其中,第一次运行fscrawler会中断,主要是是为了产生_settings.yaml配置文件,编辑好配置文件之后,再运行fscrawler就会顺利启动。测试fscrawler是否连接上了elasticsearch:curl http://localhost:9200/file_job/_count

改好的配置文件_settings.yaml内容:

name: "file_job"
fs:
  url: "/e/Temp/"
  update_rate: "15m"
  includes:
  - "**/*.page"
  - "**/*.md"
  excludes:
  - "*/~*"
  json_support: false
  filename_as_id: false
  add_filesize: true
  remove_deleted: true
  add_as_inner_object: false
  store_source: false
  index_content: true
  attributes_support: false
  raw_metadata: false
  xml_support: false
  index_folders: true
  lang_detect: true
  continue_on_error: false
  ocr:
    language: "eng"
    enabled: true
    pdf_strategy: "ocr_and_text"
  follow_symlinks: false
elasticsearch:
  nodes:
  - url: "http://127.0.0.1:9200"
  bulk_size: 100
  flush_interval: "5s"
  byte_size: "10mb"
  ssl_verification: true

其中里面两个url,一个include,需要更改成你自己的路径

    1. 对elasticsearch进行查询
      原文是使用searchui:github.com/elastic/sea…,但是我看不懂,只能自己写个客户端,下面是kotlin代码

依赖:

@file:Repository("http://maven.aliyun.com/nexus/content/groups/public")

@file:DependsOn("org.jetbrains.kotlinx:kotlinx-coroutines-core:1.4.3")
@file:DependsOn("org.openjfx:javafx-controls:15")
@file:DependsOn("com.google.guava:guava:30.1-jre")
@file:DependsOn("org.elasticsearch.client:elasticsearch-rest-high-level-client:7.17.9")
@file:DependsOn("com.alibaba:fastjson:1.2.3")

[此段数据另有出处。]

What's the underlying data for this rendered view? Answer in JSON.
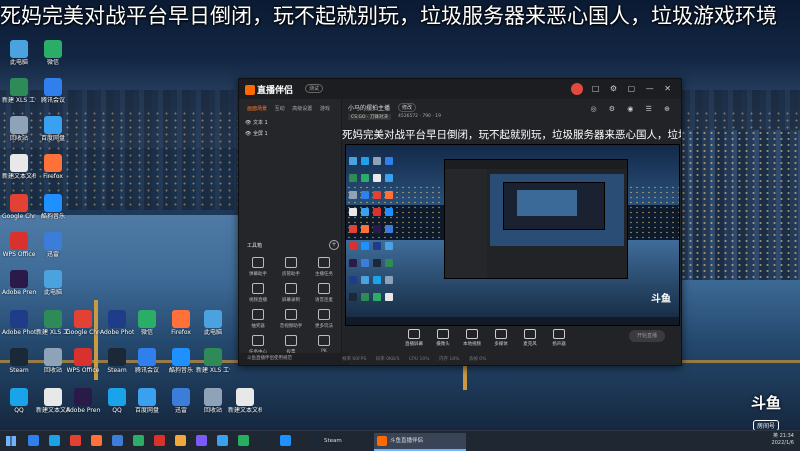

File_essearch_client.kt代码:

import org.apache.http.HttpHost
import org.elasticsearch.client.RestClient
import org.elasticsearch.client.RestHighLevelClient
import org.elasticsearch.action.search.SearchRequest
import org.elasticsearch.client.RequestOptions
import org.elasticsearch.index.query.QueryBuilders
import org.elasticsearch.search.builder.SearchSourceBuilder
import javafx.application.Application
import javafx.scene.Scene

import javafx.stage.Stage
import com.alibaba.fastjson.JSONObject

class MyClientController: Application(){
    lateinit var my_exec:java.util.concurrent.ExecutorService
    lateinit var my_viewer: MyClientGameViewer

    companion object{
        public var my_eventBus = com.google.common.eventbus.EventBus()
        public var MY_GAMEVIEWER_WIDTH: Double = 500.0
        public var MY_GAMEVIEWER_HEIGHT: Double = 20.0

        @JvmStatic
        fun <T:Application> launchApp(appClass: Class<T>, vararg args:String){
            com.sun.javafx.application.PlatformImpl.setImplicitExit(false)
            com.sun.javafx.application.PlatformImpl.startup({

                try {
                    // Create the application instance
                    var app:Application = appClass.newInstance();

                    // Call the init method
                    app.init();

                    // Create a dummy stage
                    var primaryStage:Stage = Stage();
                    // Set the user agent stylesheet
                    setUserAgentStylesheet("");

                    // Call the start method
                    app.start(primaryStage);
                } catch (ex:Exception) {
                    // Handle any exceptions
                    ex.printStackTrace()

                }
            });


        }
    }

    init{
        my_exec = java.util.concurrent.Executors.newCachedThreadPool()
    }

    override fun start(primaryStage: Stage) {
        var controller = MyClientController()
        my_viewer = controller.my_initViewer(primaryStage)

        // 设置窗口关闭事件的监听器
        primaryStage.setOnCloseRequest({
            System.out.println("Window is closing...");

            MyClientController.my_eventBus.unregister(my_viewer)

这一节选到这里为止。